If a medical case advances to litigation, both sides typically retain experts to argue their sides. These experts will give depositions providing insight and opinions on what happened. A deposition is recorded testimony given under oath. Often, attorneys for both sides are present during a deposition and can ask questions. These depositions are often the most critical pieces of discovery in a medical malpractice case.
Many times, cases can be resolved without going to court based on the strength of expert testimony. Thanks to the expertise and knowledge of medical witnesses, some cases are settled after depositions are taken.
As you can see, having the right expert witnesses can make or break a case. So what are some traits of the most reliable medical experts?
First, the best are unbiased sources of information. Truthful analysis of standards of care are what a judge and jury seek in reaching a decision in a case. So medical expert witnesses should be objective and accurate.
A trial judge–in determining whether a candidate can be called an expert–will consider whether the witness’s research is peer reviewed, whether whatever theory the expert is advancing can be tested, whether there’s a known error rate for the theory, and then the general acceptance of the theory by the greater scientific community.
Finally, the best witnesses are aggressive in explaining their knowledge, experience, and their reasoning.
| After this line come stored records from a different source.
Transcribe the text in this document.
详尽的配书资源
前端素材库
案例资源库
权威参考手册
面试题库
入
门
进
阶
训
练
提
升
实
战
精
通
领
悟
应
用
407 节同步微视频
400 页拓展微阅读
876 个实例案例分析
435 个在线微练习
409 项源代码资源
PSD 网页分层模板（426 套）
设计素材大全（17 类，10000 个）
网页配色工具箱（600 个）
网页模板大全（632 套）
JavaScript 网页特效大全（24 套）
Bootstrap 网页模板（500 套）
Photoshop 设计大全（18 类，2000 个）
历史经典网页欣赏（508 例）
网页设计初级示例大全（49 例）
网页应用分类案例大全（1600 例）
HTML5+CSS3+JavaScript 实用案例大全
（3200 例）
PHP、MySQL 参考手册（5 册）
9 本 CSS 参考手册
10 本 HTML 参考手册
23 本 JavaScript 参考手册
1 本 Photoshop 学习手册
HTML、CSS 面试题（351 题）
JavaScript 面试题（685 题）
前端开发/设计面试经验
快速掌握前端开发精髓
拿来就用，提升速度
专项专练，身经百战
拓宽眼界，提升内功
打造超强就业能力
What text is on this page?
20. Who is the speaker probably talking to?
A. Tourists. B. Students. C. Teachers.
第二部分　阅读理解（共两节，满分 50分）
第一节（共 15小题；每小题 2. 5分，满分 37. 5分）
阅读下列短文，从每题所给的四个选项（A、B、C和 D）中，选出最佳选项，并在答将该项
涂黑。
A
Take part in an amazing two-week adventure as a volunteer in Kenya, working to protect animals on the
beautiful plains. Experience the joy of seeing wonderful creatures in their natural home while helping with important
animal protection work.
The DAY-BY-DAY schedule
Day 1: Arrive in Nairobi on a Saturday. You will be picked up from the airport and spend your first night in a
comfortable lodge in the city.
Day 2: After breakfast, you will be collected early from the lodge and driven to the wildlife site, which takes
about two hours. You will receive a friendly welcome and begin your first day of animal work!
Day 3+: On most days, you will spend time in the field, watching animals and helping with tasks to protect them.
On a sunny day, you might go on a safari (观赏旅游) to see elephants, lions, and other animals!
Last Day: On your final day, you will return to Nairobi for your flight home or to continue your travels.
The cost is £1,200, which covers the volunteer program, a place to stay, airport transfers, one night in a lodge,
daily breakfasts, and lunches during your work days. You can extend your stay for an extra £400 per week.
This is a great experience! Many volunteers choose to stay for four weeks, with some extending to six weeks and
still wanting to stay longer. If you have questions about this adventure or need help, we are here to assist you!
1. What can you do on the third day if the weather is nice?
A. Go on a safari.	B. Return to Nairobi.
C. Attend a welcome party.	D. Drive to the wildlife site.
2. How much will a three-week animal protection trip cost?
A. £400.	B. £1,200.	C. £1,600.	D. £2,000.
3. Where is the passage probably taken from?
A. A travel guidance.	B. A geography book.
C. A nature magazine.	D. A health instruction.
Because there are no uniform standards for credentialing medical experts, many medical expert witnesses realize that they could be sanctioned or sued if their information isn’t rock solid.
Some medical societies request that physicians who testify as experts join so they are held accountable to certain ethical standards. Professionals who belong to medical societies who testify irresponsibly can be subject to various forms of discipline.
From helping make a determination in whether a lawsuit is the best course of action to testifying in open court, medical expert witnesses are the backbone of medical malpractice and negligence cases.